Culatra islanders have won another battle in their long-running fight for their homes, with parliament approving a new law which will soon allow them to apply for a 30-year residency licence.
In other words, the licence will give islanders the peace of mind they have lacked for years and the legal guarantee that their homes won’t be bulldozed to the ground.
President of Culatra residents’ association Sílvia Padinha told Lusa news agency it is an “important measure” that meets what islanders have been demanding.
According to the new rules, each householder will enjoy 30 years of residence if their bid for residency is approved.
When the period is up, the licence will be renewed for another 30 years as long as the owner is still linked to fishing or other island-based activities or if the island home is their only property.
Another key point is that the licence can be passed down to the islanders’ children.
Islanders also believe that these new residency rules will help stop property speculation, as homeowners won’t be able to sell their properties to others.

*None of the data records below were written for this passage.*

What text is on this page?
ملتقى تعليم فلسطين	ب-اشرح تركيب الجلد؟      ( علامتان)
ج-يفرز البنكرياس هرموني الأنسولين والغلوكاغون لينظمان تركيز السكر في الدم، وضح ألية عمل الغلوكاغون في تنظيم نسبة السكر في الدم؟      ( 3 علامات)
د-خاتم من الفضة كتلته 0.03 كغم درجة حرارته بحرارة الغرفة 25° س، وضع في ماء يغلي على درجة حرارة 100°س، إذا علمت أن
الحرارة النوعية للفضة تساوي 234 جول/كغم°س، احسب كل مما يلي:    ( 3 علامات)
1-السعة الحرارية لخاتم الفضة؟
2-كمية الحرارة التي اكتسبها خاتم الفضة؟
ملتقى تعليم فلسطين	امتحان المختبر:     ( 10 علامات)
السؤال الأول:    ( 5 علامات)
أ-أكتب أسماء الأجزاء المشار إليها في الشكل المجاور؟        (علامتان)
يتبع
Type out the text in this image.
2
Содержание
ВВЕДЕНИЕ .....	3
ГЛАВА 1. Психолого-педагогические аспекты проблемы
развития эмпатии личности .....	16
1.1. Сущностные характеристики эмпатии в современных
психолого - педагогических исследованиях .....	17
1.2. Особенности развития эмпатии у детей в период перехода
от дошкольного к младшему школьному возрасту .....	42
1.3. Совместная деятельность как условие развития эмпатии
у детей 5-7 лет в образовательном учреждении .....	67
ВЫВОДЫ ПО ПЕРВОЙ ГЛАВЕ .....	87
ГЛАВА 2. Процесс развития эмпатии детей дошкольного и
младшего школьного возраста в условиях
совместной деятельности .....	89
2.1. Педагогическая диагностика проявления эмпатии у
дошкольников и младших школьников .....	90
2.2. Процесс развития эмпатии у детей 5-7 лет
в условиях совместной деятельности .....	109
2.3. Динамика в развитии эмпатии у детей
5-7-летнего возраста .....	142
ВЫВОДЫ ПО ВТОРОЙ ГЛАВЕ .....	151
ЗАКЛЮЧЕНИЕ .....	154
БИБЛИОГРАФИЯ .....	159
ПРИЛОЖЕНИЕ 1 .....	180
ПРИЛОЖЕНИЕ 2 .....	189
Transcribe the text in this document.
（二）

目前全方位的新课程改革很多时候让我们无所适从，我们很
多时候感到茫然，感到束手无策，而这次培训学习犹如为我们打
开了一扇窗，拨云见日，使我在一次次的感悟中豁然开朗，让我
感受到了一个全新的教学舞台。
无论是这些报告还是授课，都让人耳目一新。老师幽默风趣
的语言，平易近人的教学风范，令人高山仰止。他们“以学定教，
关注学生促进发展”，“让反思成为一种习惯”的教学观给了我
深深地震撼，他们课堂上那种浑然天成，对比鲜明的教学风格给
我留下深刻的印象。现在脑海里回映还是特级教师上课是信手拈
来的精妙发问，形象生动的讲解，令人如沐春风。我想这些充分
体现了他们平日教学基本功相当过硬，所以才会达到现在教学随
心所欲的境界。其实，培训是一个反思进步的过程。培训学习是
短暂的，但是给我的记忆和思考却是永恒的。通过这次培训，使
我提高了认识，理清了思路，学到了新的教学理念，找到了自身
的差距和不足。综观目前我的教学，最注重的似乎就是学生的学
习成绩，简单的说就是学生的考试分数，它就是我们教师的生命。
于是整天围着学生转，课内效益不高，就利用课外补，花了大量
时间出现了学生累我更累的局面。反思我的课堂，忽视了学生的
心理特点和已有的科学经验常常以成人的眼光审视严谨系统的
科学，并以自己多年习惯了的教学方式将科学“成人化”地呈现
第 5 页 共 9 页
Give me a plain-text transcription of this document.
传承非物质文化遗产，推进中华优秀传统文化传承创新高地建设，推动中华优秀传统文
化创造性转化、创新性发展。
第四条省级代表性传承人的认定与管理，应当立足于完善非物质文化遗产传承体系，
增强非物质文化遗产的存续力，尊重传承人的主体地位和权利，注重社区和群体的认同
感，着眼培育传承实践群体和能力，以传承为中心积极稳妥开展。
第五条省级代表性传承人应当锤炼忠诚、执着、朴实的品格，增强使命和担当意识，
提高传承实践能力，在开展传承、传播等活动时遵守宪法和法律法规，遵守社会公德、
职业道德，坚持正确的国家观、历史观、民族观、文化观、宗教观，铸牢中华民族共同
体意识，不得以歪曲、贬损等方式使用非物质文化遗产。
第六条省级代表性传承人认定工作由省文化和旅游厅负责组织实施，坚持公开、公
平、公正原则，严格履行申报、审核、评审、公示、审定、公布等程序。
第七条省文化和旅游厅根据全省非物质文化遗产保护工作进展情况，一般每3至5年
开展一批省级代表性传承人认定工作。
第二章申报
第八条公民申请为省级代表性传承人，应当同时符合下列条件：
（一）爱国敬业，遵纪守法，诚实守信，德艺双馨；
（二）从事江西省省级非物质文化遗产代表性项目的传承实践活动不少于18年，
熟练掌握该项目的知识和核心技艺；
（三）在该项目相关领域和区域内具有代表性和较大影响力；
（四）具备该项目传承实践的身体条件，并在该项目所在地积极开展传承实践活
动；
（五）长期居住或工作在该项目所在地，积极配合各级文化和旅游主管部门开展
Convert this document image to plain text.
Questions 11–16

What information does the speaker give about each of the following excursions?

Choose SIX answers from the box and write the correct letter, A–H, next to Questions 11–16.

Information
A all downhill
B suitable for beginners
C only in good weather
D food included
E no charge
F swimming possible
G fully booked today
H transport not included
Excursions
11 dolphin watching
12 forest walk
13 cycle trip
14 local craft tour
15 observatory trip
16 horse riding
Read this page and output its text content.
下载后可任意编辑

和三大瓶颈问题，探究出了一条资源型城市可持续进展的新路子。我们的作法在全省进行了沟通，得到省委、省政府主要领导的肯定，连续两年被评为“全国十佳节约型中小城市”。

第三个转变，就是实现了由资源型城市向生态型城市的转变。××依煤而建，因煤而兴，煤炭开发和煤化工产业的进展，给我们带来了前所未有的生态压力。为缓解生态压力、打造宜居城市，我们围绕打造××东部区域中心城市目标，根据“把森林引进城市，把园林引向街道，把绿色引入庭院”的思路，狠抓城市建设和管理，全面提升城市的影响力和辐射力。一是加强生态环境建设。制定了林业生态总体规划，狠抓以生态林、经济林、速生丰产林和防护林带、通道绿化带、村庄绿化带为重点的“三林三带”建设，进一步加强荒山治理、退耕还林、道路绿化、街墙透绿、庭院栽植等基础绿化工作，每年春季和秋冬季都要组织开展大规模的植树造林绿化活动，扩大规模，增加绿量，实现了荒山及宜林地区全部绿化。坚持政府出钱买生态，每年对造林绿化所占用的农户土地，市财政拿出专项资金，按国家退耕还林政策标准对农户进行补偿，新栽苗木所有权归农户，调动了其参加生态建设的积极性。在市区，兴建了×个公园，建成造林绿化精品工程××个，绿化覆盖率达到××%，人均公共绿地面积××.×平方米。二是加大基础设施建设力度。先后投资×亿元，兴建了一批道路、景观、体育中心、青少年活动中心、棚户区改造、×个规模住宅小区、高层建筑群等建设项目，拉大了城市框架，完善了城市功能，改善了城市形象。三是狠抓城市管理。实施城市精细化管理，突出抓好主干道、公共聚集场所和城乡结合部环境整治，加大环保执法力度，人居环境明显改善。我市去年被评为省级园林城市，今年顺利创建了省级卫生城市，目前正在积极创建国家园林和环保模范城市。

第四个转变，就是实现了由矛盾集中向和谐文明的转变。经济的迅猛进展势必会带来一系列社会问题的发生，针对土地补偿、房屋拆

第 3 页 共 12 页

Says Padinha, around 1,000 people are waiting for the new rules to be implemented so that they can “normalise their situation”.
As the new law states, Culatra island is a “fishing community with historical roots and clear evidence of long-standing occupation” and boasts a “social, economic and cultural status that deserves recognition and appreciation”.
Despite the cloud that has hung over them for years, islanders always refused to budge an inch from their homes which in many cases they have had for generations.